From an implementation point of view, EvS is more robust than other algorithms because the relationship between model states and observations does not need to be formulated in a single large covariance matrix, as in, e.g., EnKS and EnGPS (see Equations (A1)–(A3)). This advantage is especially noticeable when a large number of model state variables or satellite observations are included in multivariate DA. In a large dimensional system, EvS requires less processor memory than other DA algorithms (i.e., EnKS, PS, and EnGPS). The crossover and mutation resampling in EvS also acts to improve the sample diversity of the DA system, avoiding the ensemble/particle collapse problems of PS [16]. The only disadvantage of EvS is that the iteration process can occasionally consume more simulation time than other DA algorithms, particularly in large study areas. However, the additional processing effort is found to be insignificant and does not affect EvS’s overall performance in our analysis.

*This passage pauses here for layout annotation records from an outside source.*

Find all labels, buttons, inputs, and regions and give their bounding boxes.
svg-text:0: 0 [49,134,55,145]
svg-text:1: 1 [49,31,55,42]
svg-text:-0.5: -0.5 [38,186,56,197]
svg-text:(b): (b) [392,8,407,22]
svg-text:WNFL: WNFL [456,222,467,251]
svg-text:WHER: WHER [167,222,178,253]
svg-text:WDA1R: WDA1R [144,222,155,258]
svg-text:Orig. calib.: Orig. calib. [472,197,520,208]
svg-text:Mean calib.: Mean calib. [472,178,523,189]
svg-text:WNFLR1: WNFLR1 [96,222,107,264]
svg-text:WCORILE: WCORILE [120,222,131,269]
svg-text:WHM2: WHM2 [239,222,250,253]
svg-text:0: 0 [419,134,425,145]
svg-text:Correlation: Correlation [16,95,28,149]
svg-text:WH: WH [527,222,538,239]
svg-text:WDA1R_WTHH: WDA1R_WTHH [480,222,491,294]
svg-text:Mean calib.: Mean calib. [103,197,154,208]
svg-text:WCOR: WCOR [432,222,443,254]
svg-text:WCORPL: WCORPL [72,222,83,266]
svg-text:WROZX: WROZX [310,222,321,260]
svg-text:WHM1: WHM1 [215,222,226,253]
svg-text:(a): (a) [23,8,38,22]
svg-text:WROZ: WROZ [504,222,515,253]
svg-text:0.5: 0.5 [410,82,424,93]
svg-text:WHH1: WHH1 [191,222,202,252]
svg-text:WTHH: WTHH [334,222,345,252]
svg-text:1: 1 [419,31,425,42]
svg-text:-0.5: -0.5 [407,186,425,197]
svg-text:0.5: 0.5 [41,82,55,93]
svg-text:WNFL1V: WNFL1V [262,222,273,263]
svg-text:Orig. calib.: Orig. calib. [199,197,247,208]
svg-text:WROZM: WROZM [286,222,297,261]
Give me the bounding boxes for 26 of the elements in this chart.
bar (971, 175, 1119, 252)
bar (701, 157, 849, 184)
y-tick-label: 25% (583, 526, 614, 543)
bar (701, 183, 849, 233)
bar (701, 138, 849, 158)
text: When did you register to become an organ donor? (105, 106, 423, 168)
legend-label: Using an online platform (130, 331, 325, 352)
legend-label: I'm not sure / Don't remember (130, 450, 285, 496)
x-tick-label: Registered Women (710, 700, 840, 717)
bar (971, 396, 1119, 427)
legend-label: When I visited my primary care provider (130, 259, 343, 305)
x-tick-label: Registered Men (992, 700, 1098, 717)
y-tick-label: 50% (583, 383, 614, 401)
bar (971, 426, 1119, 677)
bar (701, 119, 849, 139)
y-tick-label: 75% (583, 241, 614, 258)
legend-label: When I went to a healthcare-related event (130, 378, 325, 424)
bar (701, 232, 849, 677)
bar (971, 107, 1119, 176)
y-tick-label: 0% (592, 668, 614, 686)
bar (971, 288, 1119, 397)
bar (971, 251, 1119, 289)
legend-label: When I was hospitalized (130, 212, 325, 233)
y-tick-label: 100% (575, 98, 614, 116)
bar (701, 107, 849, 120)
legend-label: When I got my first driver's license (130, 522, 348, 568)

Future developments may include different satellite SM and TWS observations, such as SM retrieval from the Cyclone Global Navigation Satellite System (CYGNSS [43]), and TWS derived from the Swarm satellites [44]. Including different observed variables such as leaf area index or snowcover in a multivariable DA algorithm is also feasible with minor changes to the state vector and measurement operator matrix. However, it should be noted that assimilating a large number of observations does not always result in improved simulation results, and a sensitivity study is recommended prior to the DA operation to identify the optimal set of assimilated observations.

6. Conclusions

This study assessed the performance of four different multivariate DA algorithms used to assimilate SMOS, SMAP, and GRACE data into the CABLE model to improve SM and GWS simulations in the Goulburn River catchment in Australia. The evaluation found that EvS improves the accuracy of SM and GWS estimates most, increasing their correlation with in situ observations by ~20% and 100%, respectively. Similar improvements were made by the other three DA approaches evaluated (EnKS, PS, and EnGPS). The similarity among DA performances can be explained by TWS error distributions being close to Gaussian. EvS may be superior in applications that contain highly non-Gaussian distributions (e.g., streamflow estimations; Dumedah and Coulibaly, 2013). In the context of water storage estimates, EvS demonstrates its utility in multivariate DA by simultaneously improving a suite of model state variables, resulting in a more robust DA system.